I'll go a see what ebay has to offer...

Cheers

Mark

grumpy
03-05-2008, 01:40 PM
-if- you go the old-Soundcraftsmen route, I'd suggest you look to the older (and sometimes
more expensive) inductor-based units (as opposed to the "gyrator" based, or
op-amp "synthesized inductor" based tuned circuits)... they tended to sound
"cleaner"... whatever that means. Avoid sticky/scratchy linear pots (controls)
if possible, and make sure the "differential comparator" lamps all function.

I don't recall specific part numbers anymore, or I'd cite them for you (and I don't
really feel like researching them right now).

On a different note:
Perreaux made a nice tone control set (bass/treble) TC-2 that matched their
units at the time SM-2 preamp, etc...

http://www.wired4sound.net.au/sources/perreaux_TC2/perreaux_TC2.htm

I had one. Mostly used it as a headphone amp and left the controls off, so I
eventually got rid of it. Didn't seem to interfere with the sound though.

-grumpy (and lazy) :)

duaneage
03-05-2008, 04:16 PM
I've been happy with Soundcraftsmen stuff for decades. I don't know that much about pro stuff but I do know the Soundcraftsmen really doesn't interfere with the sound. Their old parametrics can bring some serious cash (for old stuff) on Ebay but their octave-EQs are incredibly cheap as add-on-EQ-only. Their pre-amp/EQs are nice, too, and not terribly expensive and they have a killer phono section on the top models if you need that.
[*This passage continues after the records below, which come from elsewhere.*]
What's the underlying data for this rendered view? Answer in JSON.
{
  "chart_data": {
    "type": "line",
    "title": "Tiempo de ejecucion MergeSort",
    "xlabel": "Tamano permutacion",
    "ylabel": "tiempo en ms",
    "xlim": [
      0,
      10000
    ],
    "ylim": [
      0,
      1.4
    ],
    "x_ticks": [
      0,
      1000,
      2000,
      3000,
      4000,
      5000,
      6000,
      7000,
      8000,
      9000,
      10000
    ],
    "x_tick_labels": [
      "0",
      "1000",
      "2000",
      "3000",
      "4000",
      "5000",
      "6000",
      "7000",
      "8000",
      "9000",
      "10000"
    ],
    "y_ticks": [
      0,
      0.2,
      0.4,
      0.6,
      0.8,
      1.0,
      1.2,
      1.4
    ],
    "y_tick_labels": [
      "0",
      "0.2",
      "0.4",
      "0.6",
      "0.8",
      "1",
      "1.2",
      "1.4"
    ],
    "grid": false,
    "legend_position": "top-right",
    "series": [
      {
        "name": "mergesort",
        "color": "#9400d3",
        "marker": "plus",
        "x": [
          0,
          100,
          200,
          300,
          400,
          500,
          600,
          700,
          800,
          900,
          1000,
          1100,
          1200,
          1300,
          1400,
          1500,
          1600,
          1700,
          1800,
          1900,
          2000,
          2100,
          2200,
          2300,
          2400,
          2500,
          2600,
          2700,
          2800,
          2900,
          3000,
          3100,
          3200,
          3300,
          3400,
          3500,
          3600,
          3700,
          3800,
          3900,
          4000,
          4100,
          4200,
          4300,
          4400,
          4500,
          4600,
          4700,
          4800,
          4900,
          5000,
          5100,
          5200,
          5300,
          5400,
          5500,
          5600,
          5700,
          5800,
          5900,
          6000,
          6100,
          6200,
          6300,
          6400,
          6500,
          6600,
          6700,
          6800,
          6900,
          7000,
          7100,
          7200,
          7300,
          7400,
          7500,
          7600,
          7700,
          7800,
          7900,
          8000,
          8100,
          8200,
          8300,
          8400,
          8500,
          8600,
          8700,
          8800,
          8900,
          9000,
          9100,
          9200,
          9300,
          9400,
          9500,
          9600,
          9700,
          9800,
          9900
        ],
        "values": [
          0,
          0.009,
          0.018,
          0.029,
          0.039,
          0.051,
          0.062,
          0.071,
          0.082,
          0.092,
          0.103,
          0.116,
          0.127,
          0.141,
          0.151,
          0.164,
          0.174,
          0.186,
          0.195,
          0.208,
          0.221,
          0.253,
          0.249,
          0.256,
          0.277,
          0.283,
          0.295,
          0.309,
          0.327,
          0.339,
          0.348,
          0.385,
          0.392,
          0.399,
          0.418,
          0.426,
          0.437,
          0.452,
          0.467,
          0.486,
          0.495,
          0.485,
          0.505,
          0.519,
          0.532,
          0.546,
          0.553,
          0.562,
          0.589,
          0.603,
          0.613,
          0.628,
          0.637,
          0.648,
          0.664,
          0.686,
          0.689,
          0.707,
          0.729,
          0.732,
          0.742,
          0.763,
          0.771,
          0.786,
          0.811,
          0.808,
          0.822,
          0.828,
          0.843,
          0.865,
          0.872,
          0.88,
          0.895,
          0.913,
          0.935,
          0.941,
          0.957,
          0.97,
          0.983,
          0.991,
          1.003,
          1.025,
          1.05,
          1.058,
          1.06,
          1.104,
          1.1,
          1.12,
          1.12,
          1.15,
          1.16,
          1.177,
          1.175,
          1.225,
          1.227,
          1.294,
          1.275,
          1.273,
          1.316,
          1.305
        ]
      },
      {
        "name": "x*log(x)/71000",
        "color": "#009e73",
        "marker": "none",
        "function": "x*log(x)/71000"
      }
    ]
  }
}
I paid $36 recently for a like-new DC2215 on Ebay:
http://i6.ebayimg.com/02/i/000/cb/35/e763_3.JPG

That may not be of the quality level you're looking for, but they're out there and cheap enough to try and see if you like them.

That curve was known as The Disco Smile back in the day.

BMWCCA
03-05-2008, 04:36 PM
Yeah. Honest, that's the Ebay auction photo. I'm into much more subtle curves and proper use of the zero-gain sliders!

So Grumpy, how do you tell the difference between "good" and "bad" Soundcraftsmen EQs and components? I was only aware of them from the PE2217 up to their demise. I never even saw a parametric until a recent auction on Ebay where one hit the jackpot. Octave versus third-octave is about the only difference I know, that and range of each slider; greater range on the more expensive models.

This one went for over $200 on the Bay recently:
http://i9.ebayimg.com/05/i/000/d2/74/4cf8_12.JPG

grumpy
03-05-2008, 08:55 PM
how do you tell the difference between "good" and "bad" Soundcraftsmen EQs and components?I wouldn't go so far as calling newer units "bad", just indicating my
preference and experience. Someone else might like the newer units
better. Fine with me.

2212 had tunable coils in it (IIRC) to set the center freq. (internal
adjustment). I don't recall other specific part numbers of the last EQ's or
combo preamp/EQ models that still used tuned inductors (coils).
I'd have to see inside or have a schematic... sorry.:o:

Using LC "tank" circuits is more expensive to mfg and calibrate, so I recall
they ultimately gave way in the Soundcraftsmen lineup to op-amp
synthesized/active circuits, phasing out the passive inductor based units
... I would think largely to remain competitive in a market that became
crowded with junk. Also going to more/narrower bands makes using discrete tuned
coils less practical.

I liked that company and was sorry to see them go (including to MTX).